The adversary then varies k toward the negative values and observes the first signal change in \(w_{B}\) and in this direction it records the first signal change at \(k=k_2\).

Now, the period of region T or \(T^{c}\) in multiples of \(r_{B}[i]\) is \(k_1-k_2\). The period of the signal change is \(k_1-k_2\), due to which the value of \(r_B[i]\) up to the ± sign is revealed by \(\dfrac{q}{2.(k_1-k_2)}\). The process of changing the signal continues till the signal becomes stationary after the change, and then adversary can query a small constant number here more than \(\dfrac{q}{2}\) times.
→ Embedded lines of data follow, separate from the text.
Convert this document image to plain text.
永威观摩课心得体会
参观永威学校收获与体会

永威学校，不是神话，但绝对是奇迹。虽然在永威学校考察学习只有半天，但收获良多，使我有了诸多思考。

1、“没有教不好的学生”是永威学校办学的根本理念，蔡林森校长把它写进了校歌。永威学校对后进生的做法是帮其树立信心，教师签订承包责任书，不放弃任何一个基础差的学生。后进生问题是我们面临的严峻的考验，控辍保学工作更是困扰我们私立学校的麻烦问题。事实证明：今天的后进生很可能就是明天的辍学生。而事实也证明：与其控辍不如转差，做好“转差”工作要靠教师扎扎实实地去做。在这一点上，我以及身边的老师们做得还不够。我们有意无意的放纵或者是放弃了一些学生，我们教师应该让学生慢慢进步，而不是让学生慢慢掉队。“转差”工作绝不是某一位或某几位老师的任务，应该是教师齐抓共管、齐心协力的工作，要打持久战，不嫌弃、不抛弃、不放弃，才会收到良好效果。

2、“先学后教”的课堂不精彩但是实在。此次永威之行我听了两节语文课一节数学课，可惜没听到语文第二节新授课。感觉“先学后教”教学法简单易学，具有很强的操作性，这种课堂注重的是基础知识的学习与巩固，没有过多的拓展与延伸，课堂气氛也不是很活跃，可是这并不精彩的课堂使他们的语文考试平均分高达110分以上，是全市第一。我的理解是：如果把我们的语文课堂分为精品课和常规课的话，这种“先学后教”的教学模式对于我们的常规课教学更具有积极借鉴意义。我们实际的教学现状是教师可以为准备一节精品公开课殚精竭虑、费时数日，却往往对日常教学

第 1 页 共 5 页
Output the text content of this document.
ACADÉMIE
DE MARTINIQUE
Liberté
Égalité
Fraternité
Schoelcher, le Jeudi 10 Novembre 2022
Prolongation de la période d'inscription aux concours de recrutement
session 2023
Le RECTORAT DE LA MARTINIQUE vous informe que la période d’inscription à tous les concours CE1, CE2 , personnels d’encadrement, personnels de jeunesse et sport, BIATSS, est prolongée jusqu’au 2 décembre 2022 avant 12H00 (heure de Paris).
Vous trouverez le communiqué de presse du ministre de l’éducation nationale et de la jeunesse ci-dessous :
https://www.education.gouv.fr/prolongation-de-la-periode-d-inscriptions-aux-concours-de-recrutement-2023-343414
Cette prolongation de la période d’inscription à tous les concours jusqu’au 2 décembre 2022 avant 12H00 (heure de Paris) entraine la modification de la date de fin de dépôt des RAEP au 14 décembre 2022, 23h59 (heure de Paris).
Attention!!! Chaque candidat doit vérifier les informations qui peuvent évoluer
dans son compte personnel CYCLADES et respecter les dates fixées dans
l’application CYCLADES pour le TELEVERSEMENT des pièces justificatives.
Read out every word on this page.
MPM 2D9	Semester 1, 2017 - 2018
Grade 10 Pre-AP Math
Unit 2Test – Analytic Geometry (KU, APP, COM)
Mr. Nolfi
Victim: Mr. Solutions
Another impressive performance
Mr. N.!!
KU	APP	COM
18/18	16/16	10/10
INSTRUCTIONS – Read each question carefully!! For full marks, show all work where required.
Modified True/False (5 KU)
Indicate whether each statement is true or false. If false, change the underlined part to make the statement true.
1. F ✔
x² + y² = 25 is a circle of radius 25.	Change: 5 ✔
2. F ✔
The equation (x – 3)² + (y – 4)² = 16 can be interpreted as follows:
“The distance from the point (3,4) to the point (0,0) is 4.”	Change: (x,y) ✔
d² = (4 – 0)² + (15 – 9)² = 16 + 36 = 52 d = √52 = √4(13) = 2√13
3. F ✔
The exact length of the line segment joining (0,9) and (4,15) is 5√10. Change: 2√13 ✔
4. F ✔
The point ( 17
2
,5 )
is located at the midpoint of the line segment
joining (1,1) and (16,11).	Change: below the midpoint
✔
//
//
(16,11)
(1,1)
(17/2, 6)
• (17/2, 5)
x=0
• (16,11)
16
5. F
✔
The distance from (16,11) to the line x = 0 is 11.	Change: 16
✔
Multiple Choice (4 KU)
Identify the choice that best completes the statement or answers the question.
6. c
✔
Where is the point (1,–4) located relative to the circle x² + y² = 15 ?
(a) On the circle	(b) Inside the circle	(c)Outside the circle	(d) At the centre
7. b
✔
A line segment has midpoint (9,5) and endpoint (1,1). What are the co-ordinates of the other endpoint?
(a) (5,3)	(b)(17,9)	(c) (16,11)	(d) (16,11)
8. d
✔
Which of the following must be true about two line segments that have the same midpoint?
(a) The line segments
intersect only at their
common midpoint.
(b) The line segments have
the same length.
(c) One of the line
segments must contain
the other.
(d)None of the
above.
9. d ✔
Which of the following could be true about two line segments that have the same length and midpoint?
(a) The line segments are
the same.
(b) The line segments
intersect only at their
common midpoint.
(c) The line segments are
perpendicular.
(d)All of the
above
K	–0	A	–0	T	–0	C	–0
In this way, the adversary can recover \(r_B[i]\) up to the sign by doing \(\dfrac{q}{2}+c\) queries. Here c is a small value because as the value of k increases, the value stabilizes and \(k.r_B[i]\) moves away from the boundary point. Now, adversary performs \(q+c\) queries so that \(\mathcal {A}\) can recover the exact value of the secret (for more details, see [2]).

4 Conclusion

We have studied Islam and Basu’s [3] proposed protocol based on a password-based three-party authenticated key agreement protocol for mobile devices in post-quantum environment (PB-3PAKA). It has been found that their protocol is vulnerable to dishonest user’s attack. The security is compromised when keys are reused in TLS v1.3, and due to this the PB-3PAKA protocol is vulnerable to signal leakage attack. In future, we will propose an improved protocol to overcome the above-identified attacks on Islam and Basu’s proposed protocol.